The Microscope and its evolution

The first great advances in science and in particular in the biological sciences are due in part to the invention of the optical microscope, when at the end of the seventeenth century Anton van Leeuwenhoek, carving lenses, was able to appreciate the world that due to its small size was impossible see with the naked eye: the microscopic world.

Fortunately, years later, thanks to the invention of the optical microscope, man was able to have evidence of the great world that existed beyond the lenses and thus discover an inorganic universe, such as table salt crystals or oxalate salts that They are found in the urine and whose accumulation is the cause of kidney stones. Likewise, he was able to observe the slow movements of an intestinal parasite, the amoeba, which also helped to remove the blindfold of obscurantism and thus take the first steps in modern science. One more fact, among so many remarkable ones, was that thanks to the optical microscope some chemists and doctors, such as Louis Pasteur and Robert Koch, were able to study the diseases that besieged humanity.

Types of Microscopes

Currently there are different types of microscopes, the luminous ones are those that use visible light in order to make a specimen observable. These include the simple light microscope and the compound light microscope.

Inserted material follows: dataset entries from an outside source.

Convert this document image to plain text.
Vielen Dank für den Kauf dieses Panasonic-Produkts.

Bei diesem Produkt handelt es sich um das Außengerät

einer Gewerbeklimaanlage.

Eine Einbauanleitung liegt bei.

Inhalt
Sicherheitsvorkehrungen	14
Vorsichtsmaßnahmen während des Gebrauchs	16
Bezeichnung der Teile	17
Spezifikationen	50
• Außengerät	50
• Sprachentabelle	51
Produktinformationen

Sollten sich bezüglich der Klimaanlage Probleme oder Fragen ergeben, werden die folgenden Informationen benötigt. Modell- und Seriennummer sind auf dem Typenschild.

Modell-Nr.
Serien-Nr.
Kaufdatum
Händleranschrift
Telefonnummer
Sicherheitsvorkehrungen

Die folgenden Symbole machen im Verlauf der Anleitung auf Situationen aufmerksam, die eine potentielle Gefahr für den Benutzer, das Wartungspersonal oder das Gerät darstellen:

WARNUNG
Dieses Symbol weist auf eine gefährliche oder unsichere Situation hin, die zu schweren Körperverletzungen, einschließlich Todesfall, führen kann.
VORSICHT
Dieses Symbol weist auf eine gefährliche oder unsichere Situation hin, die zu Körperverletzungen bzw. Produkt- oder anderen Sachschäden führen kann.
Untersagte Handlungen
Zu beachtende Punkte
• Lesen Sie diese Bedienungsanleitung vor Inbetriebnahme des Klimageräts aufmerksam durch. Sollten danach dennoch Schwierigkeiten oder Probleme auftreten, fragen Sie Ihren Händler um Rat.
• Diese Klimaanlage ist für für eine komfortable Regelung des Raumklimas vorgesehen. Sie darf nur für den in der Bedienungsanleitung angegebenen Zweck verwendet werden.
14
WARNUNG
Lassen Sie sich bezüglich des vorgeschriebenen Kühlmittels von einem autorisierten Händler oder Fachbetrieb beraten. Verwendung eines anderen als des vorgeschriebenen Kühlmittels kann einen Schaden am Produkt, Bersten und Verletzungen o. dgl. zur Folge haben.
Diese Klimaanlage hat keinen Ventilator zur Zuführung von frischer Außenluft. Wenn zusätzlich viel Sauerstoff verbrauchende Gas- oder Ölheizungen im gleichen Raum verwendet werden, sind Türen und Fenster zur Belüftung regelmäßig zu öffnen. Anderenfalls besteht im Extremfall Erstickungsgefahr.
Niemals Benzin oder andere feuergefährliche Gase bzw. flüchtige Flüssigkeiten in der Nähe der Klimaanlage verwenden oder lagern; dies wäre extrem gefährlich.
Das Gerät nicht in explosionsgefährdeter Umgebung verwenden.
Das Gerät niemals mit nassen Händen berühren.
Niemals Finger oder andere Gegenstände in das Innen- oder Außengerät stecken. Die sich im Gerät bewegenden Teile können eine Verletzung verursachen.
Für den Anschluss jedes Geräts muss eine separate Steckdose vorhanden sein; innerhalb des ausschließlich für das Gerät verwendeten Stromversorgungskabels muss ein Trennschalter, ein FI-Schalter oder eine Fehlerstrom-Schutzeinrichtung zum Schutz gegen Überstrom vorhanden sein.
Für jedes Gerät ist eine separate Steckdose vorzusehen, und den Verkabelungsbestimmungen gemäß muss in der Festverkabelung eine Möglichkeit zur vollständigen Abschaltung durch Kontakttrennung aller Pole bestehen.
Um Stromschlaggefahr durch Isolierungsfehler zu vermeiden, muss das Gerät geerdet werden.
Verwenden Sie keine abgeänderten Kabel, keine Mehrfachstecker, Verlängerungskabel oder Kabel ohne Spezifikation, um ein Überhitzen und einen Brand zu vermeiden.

Illuminated or clear field microscopy is the most used for the observation of colored smears, to examine morphological characteristics and the mobility of organisms in fresh preparations; Another type of compound microscope, the stereoscopic one, is very useful for examining the characteristics of colonies of bacteria, fungi, tissue cultures, and parasitic organisms.

The phase contrast microscope shades the tones from light gray to very dark. It is based on the fact that the light waves that pass through transparent objects, such as cells, emerge in different phases, depending on the properties of the materials they pass through. This microscope has the advantage of visualizing details in living organisms, since with the ordinary microscope it is usual to observe preparations of dead and stained materials.

In dark field microscopy, the same light microscope is used, using a condenser whose numerical aperture is greater than that of the objective, thus blocking direct light rays just as it deflects light from a mirror to the side of the condenser at an oblique angle. This creates a dark field that contrasts against the prominent edges of the microorganisms. As bright objects against a dark background are more easily perceived by the eye, this type of illumination for microscopic observation is useful for visualizing ill-defined bacterial flagella and spiral bacteria with brightfield and phase contrast microscopy.

The fluorescence microscope is based on the principle of removal of incident illumination by selective absorption, transmission of the light absorbed by the sample and re-emitted with different wavelengths. Compounds capable of absorbing light of a certain wavelength and emitting light of a higher wavelength are called fluorochromes.

Electronic microscope

Regarding electronic microscopes, there is the transmission microscope, which has an electron gun and produces a stream of monochromatic electrons that, through a system of lenses and capacitors, collides with the sample, when part of them are transmitted and an objective lens converts it In the image, which is projected on a phosphor screen, so that the user can see it and also the scanning electronics, in this, a cannon emits a beam of high-energy electrons that travels downwards, illuminating the sample, through a series of magnetic lenses, capacitors and antennas, designed to direct the electrons to a point, hitting the sample, the secondary electrons are loose, on the surface of the sample, a detector counts the electrons and sends the signals to the amplifier, the image Final is formed with the number of electrons emitted from each point of the sample, in black and white and with a three-dimensional character.